The Home Builders Federation estimated that returning to the same number of SMEs as operated in 2007 would reduce the housing shortage gap by boosting the housing supply with 25,000 homes a year. Smaller builders are also more likely to offer options such as custom-build homes and to build on smaller plots that would be economically unviable for larger builders.
The solution is to empower the SME builder with all the toolkits usually only available to the national firms who can afford internal GIS teams and large acquisitions teams.
With the continued support of HM Land Registry, Ordnance Survey, GOV.UK and others releasing their invaluable data to the mainstream market, technology and data companies, like Nimbus Maps, can democratise this data to an ever-widening community of SME developers.
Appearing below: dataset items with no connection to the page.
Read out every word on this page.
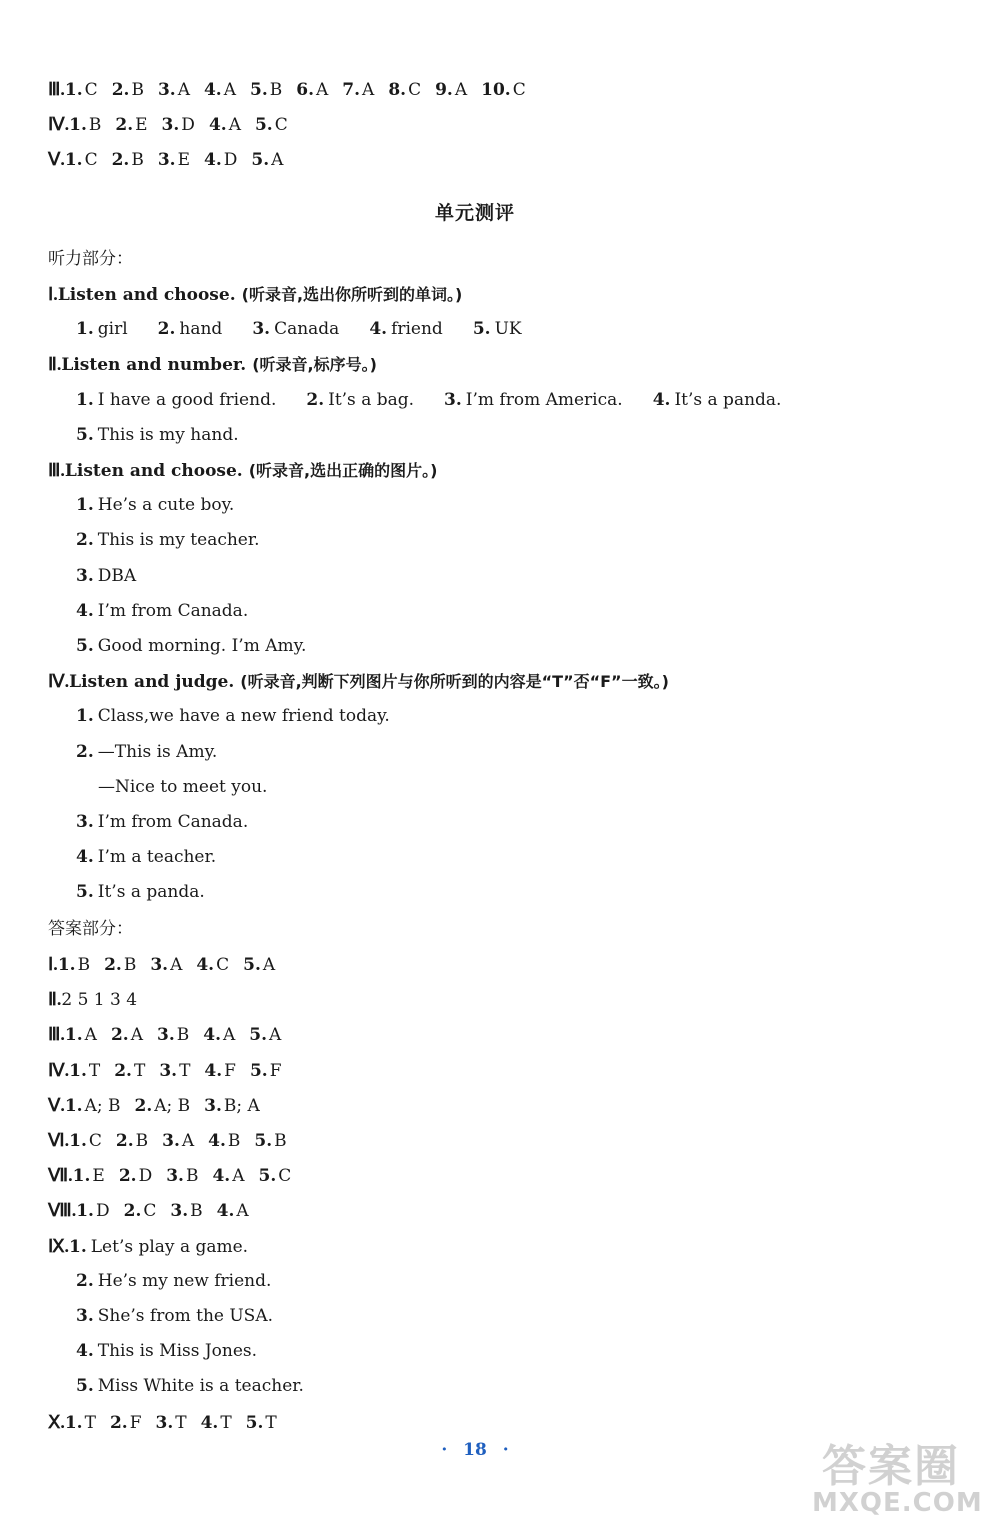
Ⅲ.1. C 2. B 3. A 4. A 5. B 6. A 7. A 8. C 9. A 10. C
Ⅳ.1. B 2. E 3. D 4. A 5. C
Ⅴ.1. C 2. B 3. E 4. D 5. A
听力部分：
Ⅰ.Listen and choose. (听录音,选出你所听到的单词。)
1. girl 2. hand 3. Canada 4. friend 5. UK
Ⅱ.Listen and number. (听录音,标序号。)
1. I have a good friend. 2. It’s a bag. 3. I’m from America. 4. It’s a panda.
5. This is my hand.
Ⅲ.Listen and choose. (听录音,选出正确的图片。)
1. He’s a cute boy.
2. This is my teacher.
3. DBA
4. I’m from Canada.
5. Good morning. I’m Amy.
Ⅳ.Listen and judge. (听录音,判断下列图片与你所听到的内容是“T”否“F”一致。)
1. Class,we have a new friend today.
2. —This is Amy.
—Nice to meet you.
3. I’m from Canada.
4. I’m a teacher.
5. It’s a panda.
答案部分：
Ⅰ.1. B 2. B 3. A 4. C 5. A
Ⅱ.2 5 1 3 4
Ⅲ.1. A 2. A 3. B 4. A 5. A
Ⅳ.1. T 2. T 3. T 4. F 5. F
Ⅴ.1. A; B 2. A; B 3. B; A
Ⅵ.1. C 2. B 3. A 4. B 5. B
Ⅶ.1. E 2. D 3. B 4. A 5. C
Ⅷ.1. D 2. C 3. B 4. A
Ⅸ.1. Let’s play a game.
2. He’s my new friend.
3. She’s from the USA.
4. This is Miss Jones.
5. Miss White is a teacher.
Ⅹ.1. T 2. F 3. T 4. T 5. T
单元测评
· 18 ·	答案圈
MXQE.COM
With less than a day’s training, any SME developer can now unlock new and lucrative development opportunities using new methods previously unavailable to them. This creates a ripple effect as they can considerably increase their choice of projects. More projects mean they can often choose projects closer to home, use local subcontractors, reduce travel times and their costs of delivering the project. More projects, at lower costs, means more houses delivered to bridge the housing shortage gap.
Estimated housing shortage gap bridged by +25,000 per year
…empower the SME builder with all the toolkits usually only available to the national firms
2. Reduce planning delays and increase the chances of success
The Strategic Land Group, a body that assists landowners in steering the planning process, argues that the planning system is responsible for 35% of the price of a UK house
To help bridge the housing shortage gap, software and data solutions, like Nimbus Maps, have aggregated and linked historic planning application for every local authority dating back 15+ years. This enables the developer to directly compare all the planning applications, both granted and refused, for their chosen development scheme across any local authority. With this insight and a few easily learnt techniques, the builder can uncover what is and is not likely to be accepted by a local planning authority. This allows developers to establish what planning boundaries they can work within and prepare by bringing all the supporting evidence to the local planning officer, reducing their research time too.
Having these local planning precedents transparent and available to both the developer and planning officer encourages collaboration rather than friction. This significantly improves planning successes, reduce timescales and cut expensive abortive costs. All helping to bridge the housing shortage gap.
Most SME developers cannot afford to hire expensive planning consultants, often charging over £250/h, to undertake what is mainly an information-gathering exercise. Bringing this wealth of information through a cost-effective software solution like Nimbus Map is much quicker than waiting for a consultant to write a bloated, fee justifying report.
Estimated housing shortage gap bridged by +10,000 per year
… revitalise our town centres where historic uses are declining in demand
3. Make ‘change of use’ opportunities more visible
Of the 275,000 net new homes built in 2018/19, some 13% were conversions and change of use. If this were increased to 20%, it would deliver 20,000 new dwellings per annum.
Every day, through our uniquely linked data at Nimbus Maps, we uncover multiple change of use opportunities whether it’s retail to residential, offices or industrial, or one of the many others… pretty much every time we do a demonstration of the platform to a client. We practically uncover a least one new opportunity every time which can help bridge the housing shortage gap, it’s that easy!
Change of use developments has many advantages. They can often be delivered more rapidly, bring redundant space back into good use such as revitalise our town centres where historic uses are rapidly declining in demand.
Estimated housing shortage gap bridged by +20,000 per year
Wider adoption of data and technology will have a significant positive impact on bridging the housing shortage gap. Our role as a data and technology business at Nimbus Maps is to ensure the data is as good as it can be, we share everything we are learning and improve our processes so we can bring it to the widest possible community, at the fairest cost, ensuring it’s accessible to everyone.